Il Brasile vuole esportare il suo programma di riduzione della povertà e a questo scopo ha creato Mundo sem Pobreza, il primo centro mondiale per sradicare la povertà. Questa ambiziosa iniziativa di cooperazione “Sur/Sur” (Sud del mondo per il Sud del mondo) consiste in una piattaforma web e in un vasto catalogo di informazioni in tre lingue, mirato allo scambio e alla formazione a distanza dei responsabili politici e degli operatori del settore dei paesi in via di sviluppo.

L’iniziativa, promossa dal Programma delle Nazioni Unite per lo Sviluppo (Pnud) e dalla Banca Mondiale, è stata presentata a inizio 2014 in un evento internazionale di fronte a ministri, amministratori ed esperti di 70 paesi. Il governo brasiliano promuove già cooperazione internazionale in paesi dell’America Latina, Africa, Asia e Medio Oriente attraverso l’assistenza tecnica a programmi di riduzione della povertà. Molti paesi in via di sviluppo si ispirano all’esempio del Brasile.

Tuttavia – come avverte il ministro dello Sviluppo Sociale brasiliano Tereza Campello – “nessuna politica può essere attuata o copiata in quanto tale, perché sono diverse le realtà di ogni ambiente”. In effetti i successi dei governi guidati dal Pt (Partido dos Trabalhadores) su questo terreno sono notevoli. Il Brasile è l’unica potenza emergente del gruppo Brics (Russia, India, Cina e Sudafrica, oltre al Brasile) che è riuscita a ridurre la disuguaglianza nell’ultimo decennio: la Banca Mondiale riporta che la disuguaglianza in Brasile, in base al coefficiente Gini che ne misura gli standard, è diminuita di 5,08 punti, mentre in Russia e in Cina è aumentata di 2,62 e 2,86 punti. Nel 2003, quando Luiz Inácio “Lula” da Silva iniziò a governare il Brasile, per fronteggiare il flagello della povertà creò il programma “Borsa Famiglia”, che alla fine del suo mandato, nel 2010, ha raggiunto 13 milioni di famiglie, in pratica 50 milioni di persone.

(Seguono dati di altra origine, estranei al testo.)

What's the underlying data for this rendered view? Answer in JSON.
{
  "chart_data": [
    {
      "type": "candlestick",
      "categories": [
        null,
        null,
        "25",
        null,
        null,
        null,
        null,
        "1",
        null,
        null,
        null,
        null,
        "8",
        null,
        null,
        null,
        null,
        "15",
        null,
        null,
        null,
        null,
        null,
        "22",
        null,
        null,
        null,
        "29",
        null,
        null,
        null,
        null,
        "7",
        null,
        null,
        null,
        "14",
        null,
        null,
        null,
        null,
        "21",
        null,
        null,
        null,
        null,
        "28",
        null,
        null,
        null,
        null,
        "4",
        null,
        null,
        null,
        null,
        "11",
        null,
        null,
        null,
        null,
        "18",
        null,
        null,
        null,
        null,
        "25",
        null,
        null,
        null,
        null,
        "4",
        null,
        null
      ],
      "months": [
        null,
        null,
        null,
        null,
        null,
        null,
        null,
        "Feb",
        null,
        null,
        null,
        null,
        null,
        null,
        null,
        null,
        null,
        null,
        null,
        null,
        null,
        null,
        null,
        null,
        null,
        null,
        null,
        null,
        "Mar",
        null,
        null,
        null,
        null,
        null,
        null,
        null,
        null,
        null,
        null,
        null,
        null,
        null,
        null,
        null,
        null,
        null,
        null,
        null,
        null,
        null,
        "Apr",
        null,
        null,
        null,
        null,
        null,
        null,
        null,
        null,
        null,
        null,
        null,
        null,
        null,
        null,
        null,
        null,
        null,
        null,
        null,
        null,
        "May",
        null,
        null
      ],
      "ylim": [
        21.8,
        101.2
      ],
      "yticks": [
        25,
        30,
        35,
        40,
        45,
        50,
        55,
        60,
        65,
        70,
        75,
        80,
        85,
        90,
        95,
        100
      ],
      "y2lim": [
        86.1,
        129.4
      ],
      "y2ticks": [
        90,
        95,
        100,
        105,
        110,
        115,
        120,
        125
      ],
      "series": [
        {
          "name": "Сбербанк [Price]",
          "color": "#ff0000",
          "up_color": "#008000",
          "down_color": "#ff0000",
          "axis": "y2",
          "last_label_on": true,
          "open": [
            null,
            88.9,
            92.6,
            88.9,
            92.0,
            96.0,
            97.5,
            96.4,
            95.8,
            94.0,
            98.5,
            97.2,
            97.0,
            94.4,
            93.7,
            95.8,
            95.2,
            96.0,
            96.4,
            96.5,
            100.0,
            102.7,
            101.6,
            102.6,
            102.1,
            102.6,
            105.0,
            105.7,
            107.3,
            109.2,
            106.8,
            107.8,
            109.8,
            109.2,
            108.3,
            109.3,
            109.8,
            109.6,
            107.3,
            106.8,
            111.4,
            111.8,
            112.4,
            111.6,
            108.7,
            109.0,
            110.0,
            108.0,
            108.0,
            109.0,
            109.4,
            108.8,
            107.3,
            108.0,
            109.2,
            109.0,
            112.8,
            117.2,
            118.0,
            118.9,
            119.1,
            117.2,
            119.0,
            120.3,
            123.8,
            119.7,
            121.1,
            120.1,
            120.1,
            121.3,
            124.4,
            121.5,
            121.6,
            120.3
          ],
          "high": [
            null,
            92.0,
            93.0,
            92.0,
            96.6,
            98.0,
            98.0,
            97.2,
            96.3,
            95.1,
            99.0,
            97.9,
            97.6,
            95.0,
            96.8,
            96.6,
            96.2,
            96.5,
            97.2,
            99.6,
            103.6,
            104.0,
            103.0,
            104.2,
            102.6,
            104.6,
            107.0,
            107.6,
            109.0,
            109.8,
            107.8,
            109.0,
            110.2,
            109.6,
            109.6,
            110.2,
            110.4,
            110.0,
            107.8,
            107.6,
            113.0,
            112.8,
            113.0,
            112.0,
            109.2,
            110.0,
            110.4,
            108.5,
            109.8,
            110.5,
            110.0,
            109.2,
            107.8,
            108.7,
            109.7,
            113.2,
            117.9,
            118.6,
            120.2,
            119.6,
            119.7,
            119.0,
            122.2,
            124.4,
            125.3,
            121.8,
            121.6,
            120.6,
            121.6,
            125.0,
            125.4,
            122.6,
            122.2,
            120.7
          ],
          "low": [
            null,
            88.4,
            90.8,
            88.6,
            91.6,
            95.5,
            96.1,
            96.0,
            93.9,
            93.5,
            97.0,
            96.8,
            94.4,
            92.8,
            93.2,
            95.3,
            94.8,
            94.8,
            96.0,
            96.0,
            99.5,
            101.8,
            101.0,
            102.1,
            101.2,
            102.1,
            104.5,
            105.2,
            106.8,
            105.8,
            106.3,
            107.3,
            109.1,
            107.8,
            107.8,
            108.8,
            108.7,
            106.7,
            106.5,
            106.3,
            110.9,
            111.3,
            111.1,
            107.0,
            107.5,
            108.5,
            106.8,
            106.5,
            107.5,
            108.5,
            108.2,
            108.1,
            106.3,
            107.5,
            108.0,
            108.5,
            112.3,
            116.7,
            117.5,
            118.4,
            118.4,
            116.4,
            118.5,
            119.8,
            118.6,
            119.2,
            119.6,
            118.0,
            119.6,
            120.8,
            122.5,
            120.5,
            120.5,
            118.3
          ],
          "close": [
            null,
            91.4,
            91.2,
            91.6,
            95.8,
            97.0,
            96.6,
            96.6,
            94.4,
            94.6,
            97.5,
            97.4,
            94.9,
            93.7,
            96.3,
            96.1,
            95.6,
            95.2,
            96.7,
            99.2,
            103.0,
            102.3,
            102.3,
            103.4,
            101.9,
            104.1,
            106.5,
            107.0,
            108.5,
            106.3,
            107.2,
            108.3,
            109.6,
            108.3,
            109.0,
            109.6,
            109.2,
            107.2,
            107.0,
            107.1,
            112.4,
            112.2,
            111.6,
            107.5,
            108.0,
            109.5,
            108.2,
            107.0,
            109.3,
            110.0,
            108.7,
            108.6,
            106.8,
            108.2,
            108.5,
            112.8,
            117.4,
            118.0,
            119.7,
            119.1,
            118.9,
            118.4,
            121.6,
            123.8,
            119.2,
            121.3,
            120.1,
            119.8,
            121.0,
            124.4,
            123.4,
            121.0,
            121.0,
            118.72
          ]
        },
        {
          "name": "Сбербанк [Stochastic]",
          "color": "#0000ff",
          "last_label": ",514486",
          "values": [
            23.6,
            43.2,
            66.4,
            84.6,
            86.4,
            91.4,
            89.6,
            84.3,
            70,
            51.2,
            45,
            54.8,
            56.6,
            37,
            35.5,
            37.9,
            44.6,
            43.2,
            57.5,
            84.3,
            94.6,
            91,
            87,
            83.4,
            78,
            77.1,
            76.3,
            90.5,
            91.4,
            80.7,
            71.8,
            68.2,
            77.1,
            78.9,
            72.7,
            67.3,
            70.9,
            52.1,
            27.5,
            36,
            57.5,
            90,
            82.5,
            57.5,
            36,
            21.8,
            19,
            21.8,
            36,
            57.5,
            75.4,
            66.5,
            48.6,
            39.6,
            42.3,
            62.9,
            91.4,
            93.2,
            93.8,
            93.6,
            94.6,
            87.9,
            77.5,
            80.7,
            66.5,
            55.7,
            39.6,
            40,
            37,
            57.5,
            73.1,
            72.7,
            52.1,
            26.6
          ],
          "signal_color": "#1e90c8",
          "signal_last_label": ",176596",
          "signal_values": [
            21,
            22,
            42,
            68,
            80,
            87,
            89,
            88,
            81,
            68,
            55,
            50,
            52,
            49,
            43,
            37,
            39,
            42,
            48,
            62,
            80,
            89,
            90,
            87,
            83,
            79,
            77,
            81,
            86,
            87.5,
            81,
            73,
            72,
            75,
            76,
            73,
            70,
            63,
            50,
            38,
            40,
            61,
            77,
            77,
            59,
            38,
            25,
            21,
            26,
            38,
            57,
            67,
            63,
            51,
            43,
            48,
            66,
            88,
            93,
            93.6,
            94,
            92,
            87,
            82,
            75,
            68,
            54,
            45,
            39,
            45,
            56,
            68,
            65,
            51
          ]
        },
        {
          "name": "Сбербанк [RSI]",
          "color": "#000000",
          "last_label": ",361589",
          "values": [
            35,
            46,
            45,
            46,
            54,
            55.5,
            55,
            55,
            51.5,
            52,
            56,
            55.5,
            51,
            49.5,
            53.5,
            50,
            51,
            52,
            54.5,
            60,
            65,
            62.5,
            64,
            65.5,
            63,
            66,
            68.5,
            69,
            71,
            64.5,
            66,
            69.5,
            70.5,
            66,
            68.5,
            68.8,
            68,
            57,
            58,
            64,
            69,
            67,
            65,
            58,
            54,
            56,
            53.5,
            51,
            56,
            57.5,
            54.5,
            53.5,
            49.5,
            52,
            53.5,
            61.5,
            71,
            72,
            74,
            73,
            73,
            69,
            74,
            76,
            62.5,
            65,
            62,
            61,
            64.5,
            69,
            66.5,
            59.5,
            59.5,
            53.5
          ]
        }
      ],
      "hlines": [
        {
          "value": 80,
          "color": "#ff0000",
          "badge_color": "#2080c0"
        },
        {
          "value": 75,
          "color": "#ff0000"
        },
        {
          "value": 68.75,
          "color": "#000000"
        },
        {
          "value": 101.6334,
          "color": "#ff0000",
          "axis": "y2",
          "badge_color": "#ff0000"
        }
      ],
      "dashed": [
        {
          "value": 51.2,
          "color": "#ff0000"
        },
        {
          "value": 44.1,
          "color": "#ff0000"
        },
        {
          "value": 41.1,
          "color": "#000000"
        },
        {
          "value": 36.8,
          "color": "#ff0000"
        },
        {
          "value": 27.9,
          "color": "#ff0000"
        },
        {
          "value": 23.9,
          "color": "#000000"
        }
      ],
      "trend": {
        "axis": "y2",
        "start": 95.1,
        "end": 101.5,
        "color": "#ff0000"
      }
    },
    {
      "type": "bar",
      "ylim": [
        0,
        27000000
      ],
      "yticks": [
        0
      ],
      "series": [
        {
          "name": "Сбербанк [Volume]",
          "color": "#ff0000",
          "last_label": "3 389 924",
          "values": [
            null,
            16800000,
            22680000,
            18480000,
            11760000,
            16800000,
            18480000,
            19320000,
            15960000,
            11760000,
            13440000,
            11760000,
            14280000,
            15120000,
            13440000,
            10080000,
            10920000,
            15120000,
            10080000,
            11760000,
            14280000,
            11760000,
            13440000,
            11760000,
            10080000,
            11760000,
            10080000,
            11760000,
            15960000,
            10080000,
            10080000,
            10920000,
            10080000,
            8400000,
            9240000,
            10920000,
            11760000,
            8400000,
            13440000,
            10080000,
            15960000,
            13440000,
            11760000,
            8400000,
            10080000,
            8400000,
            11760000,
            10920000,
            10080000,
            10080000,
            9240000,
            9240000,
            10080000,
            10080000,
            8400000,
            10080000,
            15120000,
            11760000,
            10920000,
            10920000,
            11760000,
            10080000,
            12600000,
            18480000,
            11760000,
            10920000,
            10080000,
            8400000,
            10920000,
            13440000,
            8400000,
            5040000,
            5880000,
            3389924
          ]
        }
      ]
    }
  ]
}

Il programma prevede sussidi ai capofamiglia senza lavoro o con basso reddito, e richiede la frequenza scolastica e l’assistenza sanitaria dei figli. Grazie a questo e ad altri interventi 28 milioni di brasiliani sono usciti dalla povertà durante la gestione di Lula e 36 milioni sono saliti nella scala sociale, verso la classe media, che oggi rappresenta il 52 per cento della popolazione. Un record per un paese che nell’America del Sud si è sempre distinto per gli alti livelli di disuguaglianza tra gli abitanti. Nel 2011 Dilma Roussef è succeduta a Lula vincendo le elezioni con la promessa di eliminare la povertà entro la fine del suo mandato (ottobre 2014). La sua prima misura di governo è stata il lancio del programma “Brasil sem miseria”, che si propone di fare uscire 16,2 milioni di cittadini (l’8,5 per cento della popolazione) dall’estrema povertà, che riguarda coloro che hanno un reddito pro capite inferiore a 70 reais mensili (42,34 dollari). Il nuovo programma perfeziona il precedente, proponendosi la ricerca “attiva” dei beneficiari tra i gruppi esclusi dal sistema e non raggiunti dalla “Borsa Famiglia”, isolati dalle politiche pubbliche, dai servizi e dall’informazione.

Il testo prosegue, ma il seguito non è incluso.